SEC, FINRA Probing ARS Sales

WASHINGTON - Spurred by hundreds of complaints from investors stuck holding illiquid auction-rate securities, the Securities and Exchange Commission and the Financial Industry Regulatory Authority are probing whether broker-dealers misrepresented the liquidity risks of the securities when they sold them.

The regulators also are looking at a number of other things, including whether broker-dealers favored certain customers by ensuring they would be able to sell their auction-rate securities, when others could not.

SEC officials would not provide details. "While we cannot disclose specific matters, as a general matter, we are looking at representations made to investors when they purchased auction-rate securities, in coordination with FINRA," a spokesman said.

A spokesman at FINRA denied his agency's sweep is an enforcement action. "This is not an enforcement sweep. It is a fact-finding sweep," he said. "As in any fact-finding sweep, if information comes to light that suggests the possibility of misconduct, that information would be referred to enforcement for further investigation."

Market sources said the probes began over the past two weeks when SEC enforcement staff and FINRA officials separately sent more than 15 banks and broker-dealers questionnaires and document requests pertaining to auction-rate securities transactions going as far back, in some cases, as 2006.

Most of the questions focused on auctions that failed during the past few months. Auctions fail when there is a lack of sufficient investor interest in buying the securities. When an auction fails, existing investors continue to own the bonds.

While the holders typically receive above-market rates when auctions fail, they nevertheless are stuck holding the securities. And the lack of liquidity can be a major problem because most investors who purchased ARS typically were seeking cash-like investments. In many cases the auction-rate bonds were offered as being liquid and had higher yields than money market mutual funds or certificates of deposit.

Most of FINRA's questions centered on firms' auction-rate securities sales, sales practices, and marketing, the sources said.

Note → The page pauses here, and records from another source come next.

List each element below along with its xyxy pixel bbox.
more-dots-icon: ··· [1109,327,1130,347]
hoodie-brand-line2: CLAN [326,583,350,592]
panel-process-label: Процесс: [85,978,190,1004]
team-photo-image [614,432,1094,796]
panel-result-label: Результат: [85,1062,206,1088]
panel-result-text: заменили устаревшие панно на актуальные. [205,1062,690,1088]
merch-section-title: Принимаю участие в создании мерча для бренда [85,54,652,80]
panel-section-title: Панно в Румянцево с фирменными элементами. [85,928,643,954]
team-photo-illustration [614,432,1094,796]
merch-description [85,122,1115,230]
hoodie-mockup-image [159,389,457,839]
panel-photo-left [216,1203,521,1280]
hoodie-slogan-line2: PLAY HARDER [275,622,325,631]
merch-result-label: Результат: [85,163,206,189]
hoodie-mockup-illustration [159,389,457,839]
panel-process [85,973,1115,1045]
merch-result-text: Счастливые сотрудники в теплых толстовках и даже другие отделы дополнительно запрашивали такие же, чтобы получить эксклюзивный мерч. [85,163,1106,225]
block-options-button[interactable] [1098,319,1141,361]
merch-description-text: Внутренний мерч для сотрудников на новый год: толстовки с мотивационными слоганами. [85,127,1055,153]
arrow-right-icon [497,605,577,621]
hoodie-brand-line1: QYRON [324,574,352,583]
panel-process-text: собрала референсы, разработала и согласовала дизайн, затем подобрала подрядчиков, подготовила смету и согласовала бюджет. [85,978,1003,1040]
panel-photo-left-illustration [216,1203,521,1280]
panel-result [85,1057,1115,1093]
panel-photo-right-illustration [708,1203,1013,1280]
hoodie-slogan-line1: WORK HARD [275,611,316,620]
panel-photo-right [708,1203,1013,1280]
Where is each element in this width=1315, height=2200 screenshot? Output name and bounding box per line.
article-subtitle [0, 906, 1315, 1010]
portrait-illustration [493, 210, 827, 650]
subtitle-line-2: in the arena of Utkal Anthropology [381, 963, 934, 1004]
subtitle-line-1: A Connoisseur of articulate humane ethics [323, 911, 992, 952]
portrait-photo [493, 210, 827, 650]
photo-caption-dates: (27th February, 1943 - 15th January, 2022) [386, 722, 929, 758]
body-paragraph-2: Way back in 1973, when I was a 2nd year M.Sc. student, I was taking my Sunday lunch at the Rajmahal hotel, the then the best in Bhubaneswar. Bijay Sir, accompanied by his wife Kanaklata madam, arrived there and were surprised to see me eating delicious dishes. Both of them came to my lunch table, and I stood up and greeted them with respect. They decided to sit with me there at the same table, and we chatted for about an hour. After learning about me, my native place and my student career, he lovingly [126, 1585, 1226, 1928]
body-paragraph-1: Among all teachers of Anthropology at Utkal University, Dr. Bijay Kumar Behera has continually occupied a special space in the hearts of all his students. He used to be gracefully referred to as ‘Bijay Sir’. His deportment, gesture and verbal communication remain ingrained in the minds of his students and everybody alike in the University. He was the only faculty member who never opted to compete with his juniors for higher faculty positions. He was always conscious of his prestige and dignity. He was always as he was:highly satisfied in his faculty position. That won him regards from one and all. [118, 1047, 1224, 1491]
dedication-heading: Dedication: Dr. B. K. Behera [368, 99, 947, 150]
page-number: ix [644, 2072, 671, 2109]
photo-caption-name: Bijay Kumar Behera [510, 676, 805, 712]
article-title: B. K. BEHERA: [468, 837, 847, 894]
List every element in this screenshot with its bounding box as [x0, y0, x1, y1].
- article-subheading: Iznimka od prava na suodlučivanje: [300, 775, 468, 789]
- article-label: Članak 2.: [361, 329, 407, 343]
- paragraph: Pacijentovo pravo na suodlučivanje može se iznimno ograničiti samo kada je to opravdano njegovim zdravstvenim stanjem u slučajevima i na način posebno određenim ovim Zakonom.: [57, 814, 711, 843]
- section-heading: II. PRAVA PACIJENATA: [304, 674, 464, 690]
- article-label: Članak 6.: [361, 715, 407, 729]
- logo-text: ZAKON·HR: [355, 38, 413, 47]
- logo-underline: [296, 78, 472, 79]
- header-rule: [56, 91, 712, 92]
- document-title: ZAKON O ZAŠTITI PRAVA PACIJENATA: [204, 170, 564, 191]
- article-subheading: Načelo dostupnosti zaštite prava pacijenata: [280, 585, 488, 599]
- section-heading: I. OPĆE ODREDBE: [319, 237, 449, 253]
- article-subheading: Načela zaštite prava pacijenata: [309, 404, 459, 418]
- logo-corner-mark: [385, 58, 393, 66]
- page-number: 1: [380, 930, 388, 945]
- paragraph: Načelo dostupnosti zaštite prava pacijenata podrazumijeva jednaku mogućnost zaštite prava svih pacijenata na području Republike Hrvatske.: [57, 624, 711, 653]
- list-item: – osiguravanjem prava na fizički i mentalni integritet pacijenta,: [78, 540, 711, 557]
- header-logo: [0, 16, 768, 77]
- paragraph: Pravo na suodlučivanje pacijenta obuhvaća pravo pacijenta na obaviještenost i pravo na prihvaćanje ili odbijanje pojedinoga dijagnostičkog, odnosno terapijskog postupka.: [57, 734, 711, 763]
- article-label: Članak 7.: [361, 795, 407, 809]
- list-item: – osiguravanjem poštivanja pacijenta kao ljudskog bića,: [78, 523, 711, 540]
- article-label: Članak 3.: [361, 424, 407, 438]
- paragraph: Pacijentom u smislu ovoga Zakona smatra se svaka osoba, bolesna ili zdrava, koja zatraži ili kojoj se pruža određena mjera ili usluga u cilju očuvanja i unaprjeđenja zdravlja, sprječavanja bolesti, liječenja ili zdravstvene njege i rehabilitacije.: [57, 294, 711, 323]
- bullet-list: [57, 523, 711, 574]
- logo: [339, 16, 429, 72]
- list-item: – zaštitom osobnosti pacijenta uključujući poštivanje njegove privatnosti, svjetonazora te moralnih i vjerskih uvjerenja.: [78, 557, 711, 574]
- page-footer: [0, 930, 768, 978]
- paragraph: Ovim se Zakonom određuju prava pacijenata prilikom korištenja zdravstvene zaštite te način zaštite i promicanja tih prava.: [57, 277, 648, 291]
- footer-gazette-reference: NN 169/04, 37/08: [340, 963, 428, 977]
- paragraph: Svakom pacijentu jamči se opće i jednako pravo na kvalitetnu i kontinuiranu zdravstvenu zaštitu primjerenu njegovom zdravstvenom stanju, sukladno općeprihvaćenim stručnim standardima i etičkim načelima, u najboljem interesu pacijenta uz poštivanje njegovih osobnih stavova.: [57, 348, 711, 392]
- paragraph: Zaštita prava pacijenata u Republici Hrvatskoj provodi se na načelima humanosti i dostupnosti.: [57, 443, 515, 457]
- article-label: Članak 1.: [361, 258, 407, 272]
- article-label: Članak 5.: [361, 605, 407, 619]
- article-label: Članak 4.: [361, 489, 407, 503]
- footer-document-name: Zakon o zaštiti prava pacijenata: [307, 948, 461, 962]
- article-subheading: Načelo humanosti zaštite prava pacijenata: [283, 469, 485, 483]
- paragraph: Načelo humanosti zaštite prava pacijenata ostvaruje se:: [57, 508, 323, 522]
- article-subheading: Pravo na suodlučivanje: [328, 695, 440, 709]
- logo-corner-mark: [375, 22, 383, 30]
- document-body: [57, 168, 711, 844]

The SEC probe is its second in the auction-rate securities market. The commission in June 2006 reached a global settlement with 15 banks and broker-dealers, under which they paid $13 million to settle charges that they violated the securities laws by engaging in undisclosed practices, such as bidding in auctions to prevent them from failing.

Market sources said yesterday that while the first SEC probe focused on how auctions work and the omissions firms made by not disclosing certain practices, this one focuses on sales practices and whether firms made misrepresentations about the securities, such as the risks they posed.

The probes stem in part from the fact that during the past weeks, the SEC and FINRA have received hundreds of complaints from auction-rate securities investors who reported they had no idea that they could become stuck holding the securities.

The SEC's enforcement division set up a specific mailbox for complaints about auction-rate securities: enf-ARScomplaints@sec.gov. The commission did not announce the address, but bloggers picked up on it and wrote about it, the sources said. Meanwhile, FINRA notified firms earlier this month that they should report ARS complaints for the first quarter of this year under three new separate product categories and codes that cover municipal debt, corporate debt, and closed-end funds.

The agency probes also come as several groups of investors have filed class action suits against major Wall Street firms over auction-rate securities and after Massachusetts Secretary of State William Francis Galvin recently subpoenaed Merrill Lynch & Co., UBS Securities LLC, and Bank of America Investment Services LLC for information on auction-rate securities to try to find out whether they warned investors about liquidity risks.

Earlier this week, Goldman, Sachs & Co. reported in its quarterly 10-Q financial filing with the SEC that it had "received requests for information from various governmental agencies and self-regulatory organizations relating to certain auction products, the interest rate or dividend rate of which is reset at a periodic auction, and the related recent failure of such auctions in whole or part." The firm said it is cooperating with the requests.

Yesterday, sources confirmed that five other large firms received similar requests: Bear, Stearns & Co., JPMorgan Chase & Co., Citi, Merrill, and UBS. But spokesmen for those firms declined to comment.

Meanwhile, representatives for other firms that were part of the 2006 global settlement that either declined to comment or could not be reached for comment include: Morgan Stanley, RBC Capital Markets,Lehman Brothers, Banc of America Securities, LLC, Morgan Keegan & Co., Piper Jaffray & Co., SunTrust Capital Markets Inc., and Wachovia Capital Markets LLC.